Après le retrait des forces armées étrangères en 2010, la situation environnementale de l’Irak est calamiteuse. L’industrie chimique, peu réglementée, avait déjà déversé quantité de rejets toxiques dans la nature. Les guerres et les insurrections qui ravagent le pays depuis le début des années 1980 ont, elles aussi, eu des conséquences désastreuses sur l’environnement. Particulièrement lorsque pipelines et sites industriels furent sciemment bombardés, provoquant des fuites incontrôlées de produits chimiques dans les sols et dans l’eau. Les munitions utilisées pour soumettre les villes irakiennes pendant la guerre du Golfe (1990-1991) et l’invasion en 2003 par les États-Unis et leurs alliés en sont une autre, avec de lourdes conséquences sur la santé publique.
« Atomisées » dans la nature lors des bombardements, les munitions continuent de tuer à petit feu les populations civiles plusieurs années après que les combats aient cessé.
Constats sanitaires alarmants
En 2005, le Programme des Nations unies pour l’environnement (PNUE), dans un rapport intitulé Assessment of environmental hot spots in Iraq, estime à plusieurs milliers le nombre de zones contaminées cumulant — à des degrés divers — pollutions industrielles et contaminations militaires. Plus de trois cents « points chauds » — comprendre hautement toxiques —, sont identifiés, parmi lesquels quarante-deux sites concentrant des taux considérables de dioxine et d’uranium appauvri. Dix présentent des taux de radioactivité très élevés.

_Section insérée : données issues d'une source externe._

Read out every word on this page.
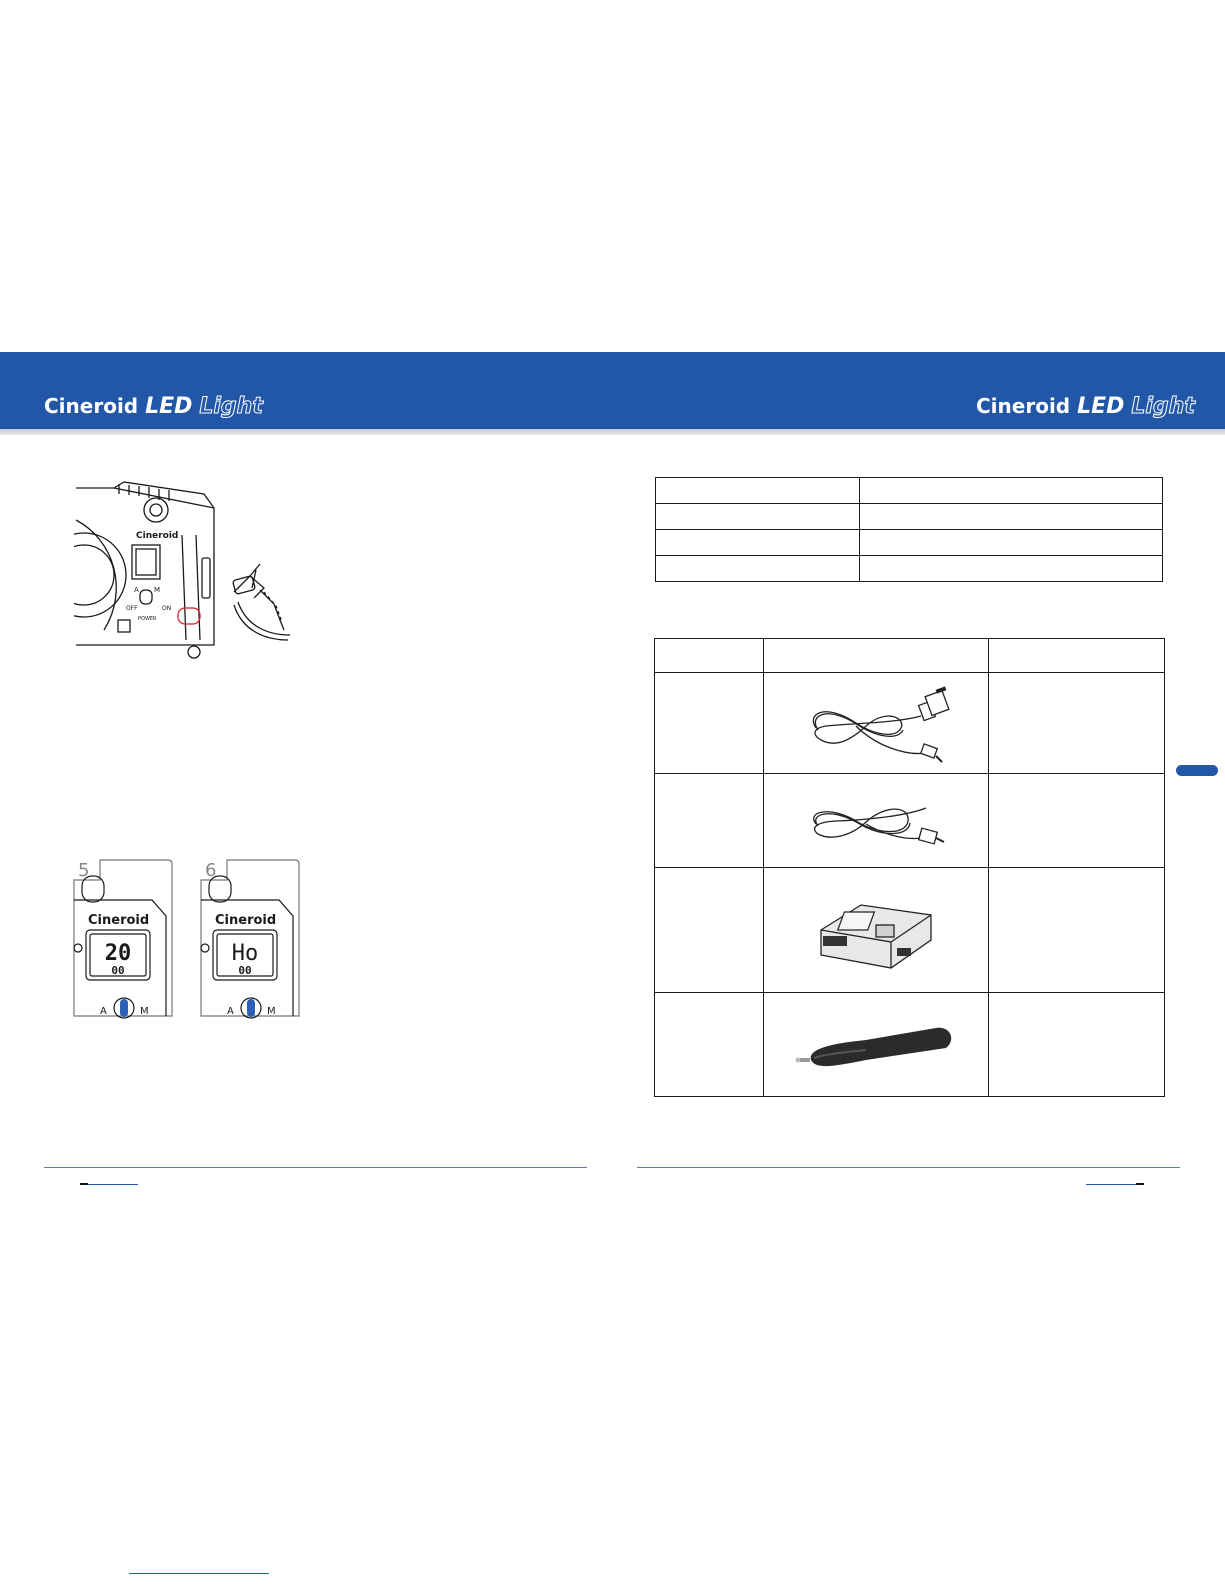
Cineroid LED Light	Cineroid LED Light
Cineroid
A M
OFF	ON
POWER
5
Cineroid
20
00
A	M
6
Cineroid
Ho
00
A	M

C’est aux abords des installations industrielles détruites pendant la guerre du Golfe que l’on retrouve la plus forte accumulation de dioxine : la stratégie d’alors consistait à pilonner systématiquement les sites industriels — civils et militaires —, pipelines et raffineries. La région de Bassorah, l’une des plus touchées par les bombardements, fait, depuis, face à un véritable désastre sanitaire. « Business is business » : après 2003, la priorité fut donnée à la remise en service des installations pétrolières et gazières. Les pluies de pétrodollars n’ont pas atteint les zones habitées contaminées.
L’emploi de munitions renforcées à l’uranium appauvri n’est pas interdit par un traité international spécifique mais par l’article 35 intitulé « Règles fondamentales » du Protocole I additionnel des Conventions de Genève :
Dans tout conflit armé, le droit des Parties au conflit de choisir des méthodes ou moyens de guerre n’est pas illimité.Il est interdit d’employer des armes, des projectiles et des matières ainsi que des méthodes de guerre de nature à causer des maux superflus.
Il est interdit d’utiliser des méthodes ou moyens de guerre qui sont conçus pour causer, ou dont on peut attendre qu’ils causeront, des dommages étendus, durables et graves à l’environnement naturel. »
Ce protocole n’a pas été ratifié par les États-Unis, le Pakistan et l’Iran.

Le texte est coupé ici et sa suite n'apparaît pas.